BEFORE I deliberate on today’s topic, it is important to state what prompted me to choose this topic.Till recent past the concept of ‘Credit Reference Bureau‘ was not prevalent in Tanzania.
But now it is the thing of the past, as the Central Bank (BoT) has already issued licences to few entities to render services of a credit reference bureau. But before we proceed, let us understand in simple terms what a credit reference bureau is.
A credit reference bureau means an entity specialised in the collection and sale of credit performance information for individuals and companies.
So going forward your credit behaviour will be monitored to determine how ‘creditworthy’ you are and this is where it comes your ‘credit score’ healthy or unhealthy. Credit is one of life’s great ‘catch22’ situations. Let’s say you’re fresh out of college and wants to get your first credit card.
You dutifully fill out the forms and wait for the reply, only to find out a few weeks later that you’ve been rejected. Why? One of the possible reasons could be that at this stage you are not ‘Creditworthy’ in the eyes of the bank, to start with.
The above type of situation for a student who is just venturing into the financial world is easily understandable. However, if a similar instance happens involving any other respectable person, the situation could really be embarrassing for that person.
These instances demonstrate how important the word ‘creditworthiness’ is for any credible human being in today’s world. But before I proceed further it is important to clarify that ‘creditworthiness’ of any person is not judged solely on one’s level of richness or poverty, but there are many other factors which determine a person’s creditworthiness.
It is quite possible that one person may be poor but enjoys healthy credit scores than the one who may be rich in terms of their respective levels of income but still has poor credit scores. So when I state how creditworthy you are, it does not have any correlation with one’s level of income.
Although, I agree that there are many polite ways to judge someone’s creditworthiness without possibly offending anybody. Having understood the importance of ‘creditworthiness,’ let us attempt to elicit the meaning of this wonderful word, which quite often is used as one of the important barometers in the modern financial world.
In simple terms we can say that it demonstrates one’s ability to borrow money. The better one’s creditworthiness, the more likely it is that a bank or other financial institution will extend credit. In other words, ‘creditworthiness’ refers to an assessment of the likelihood that a borrower will default on their debt obligations.
It is based upon many factors, such as their history of repayment and their ‘credit score.’ Lending institutions also consider the availability of assets and extent of liabilities to determine the probability of default.
Thus, in conclusion, we may say that creditworthiness is a creditor’s measure of an individual’s or company’s ability to meet its debt obligations.

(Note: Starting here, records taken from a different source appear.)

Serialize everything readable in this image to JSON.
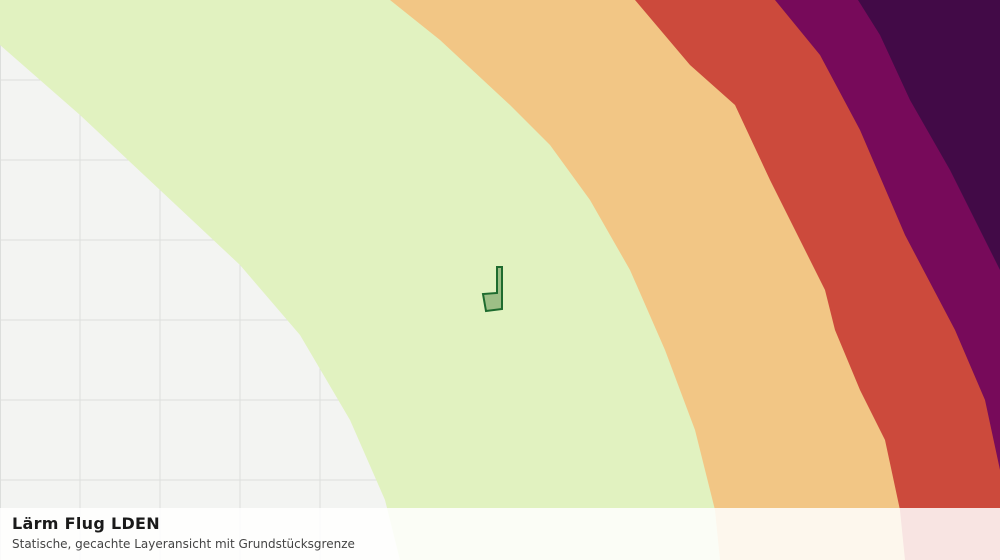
{
  "title": "Lärm Flug LDEN",
  "subtitle": "Statische, gecachte Layeransicht mit Grundstücksgrenze"
}
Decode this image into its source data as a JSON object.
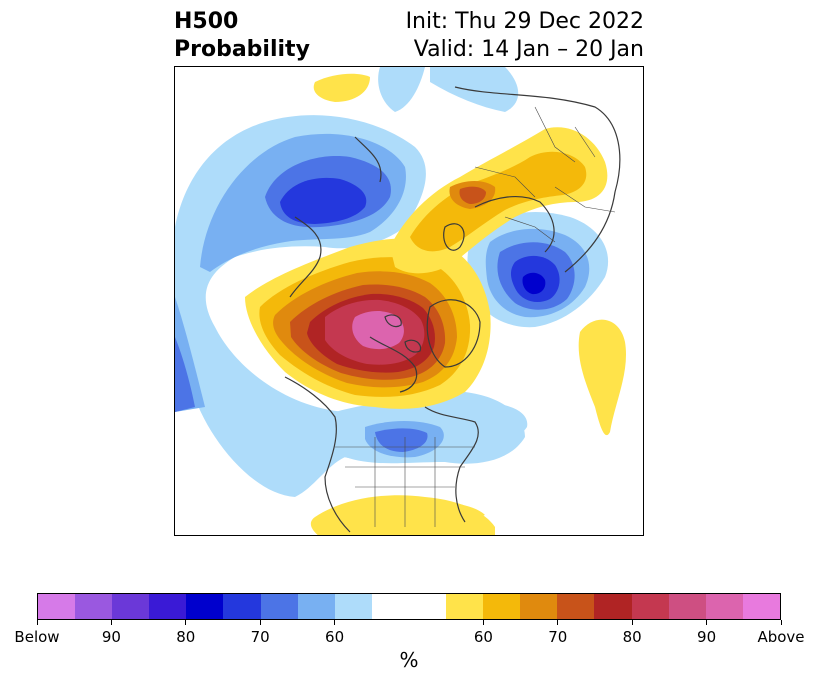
{
  "title": {
    "left_line1": "H500",
    "left_line2": "Probability",
    "right_line1": "Init: Thu 29 Dec 2022",
    "right_line2": "Valid: 14 Jan – 20 Jan"
  },
  "colorbar": {
    "unit": "%",
    "colors": [
      "#d67ae8",
      "#9a58e0",
      "#6b38d8",
      "#3a1ad6",
      "#0000cd",
      "#2438dd",
      "#4c74e6",
      "#78b0f2",
      "#aedcfa",
      "#ffffff",
      "#ffe34a",
      "#f4b90a",
      "#e08a0e",
      "#c8531a",
      "#b02424",
      "#c43850",
      "#ce4f82",
      "#dc64ae",
      "#e87ade"
    ],
    "tick_labels": [
      "Below",
      "90",
      "80",
      "70",
      "60",
      "60",
      "70",
      "80",
      "90",
      "Above"
    ]
  },
  "palette": {
    "blue_light": "#aedcfa",
    "blue_mid": "#78b0f2",
    "blue_med": "#4c74e6",
    "blue_deep": "#2438dd",
    "blue_darkest": "#0000cd",
    "yellow": "#ffe34a",
    "orange_light": "#f4b90a",
    "orange": "#e08a0e",
    "red_orange": "#c8531a",
    "red": "#b02424",
    "crimson": "#c43850",
    "pink": "#dc64ae",
    "border": "#3a3a3a"
  }
}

From the above one can easily comprehend that it is not very difficult to establish one’s own creditworthiness.
The first step in evaluating your own creditworthiness is to look at your own money. How much money do you have to repay debts?
Do you have a savings account and how much in cash savings is in your account? This is a factor that you should evaluate.
It is one of the biggest deciding factors of whether or not you are credit worthy to get a bank to lend you money for a major loan of a mortgage or commercial loan for a business. Your own financial stability gives a good sign to the lenders that you can repay debts.
There are some factors/transactions which may impair one’s credit scores if not handled properly. Some examples of such transactions are:
(a) Late payments How many late payments do you have on your credit card report? More recent late payments (below 30 days) will not be as problematic as older ones i.e. those older than 3 months.
(b) Delinquencies A credit card company will report your late payments as delinquencies if you fail to pay their minimum payments. Some banks will report after 30 days and most report after 60 days.These delinquencies tend to remain on your report for 7 long years.
(c) Bankruptcies Complete failure to repay debt. The more recent the bankruptcies are, the worse they look to lenders.
(d) Outstanding Debt How much money you own or how much credit you have used up?
(e) Credit History Length Thelonger the length of credit history, the more favourable you look in the eyes of the lenders. This is just another factor of having experience and be able to handle credit.
Few people think of evaluating their own credit worthiness prior to applying for credit. It has become a part of the financial culture to wait for the credit card company or the lending institution to tell us if we got the credit we applied for or that we didn’t.
Having the foresight to evaluate your own credit worthiness shows a degree of common sense and a willingness to spend a little time on research instead of waiting for two to three weeks to be told by the lending party if we are creditworthy or not. Before I stop writing on the subject, let me share with you a famous quote which states that “as you sow, so shall you reap.”
This proves an important point on our today’s topic that your own actions (or for that matter inaction) will determine how creditworthy are you the choice is yours. Cheers!!!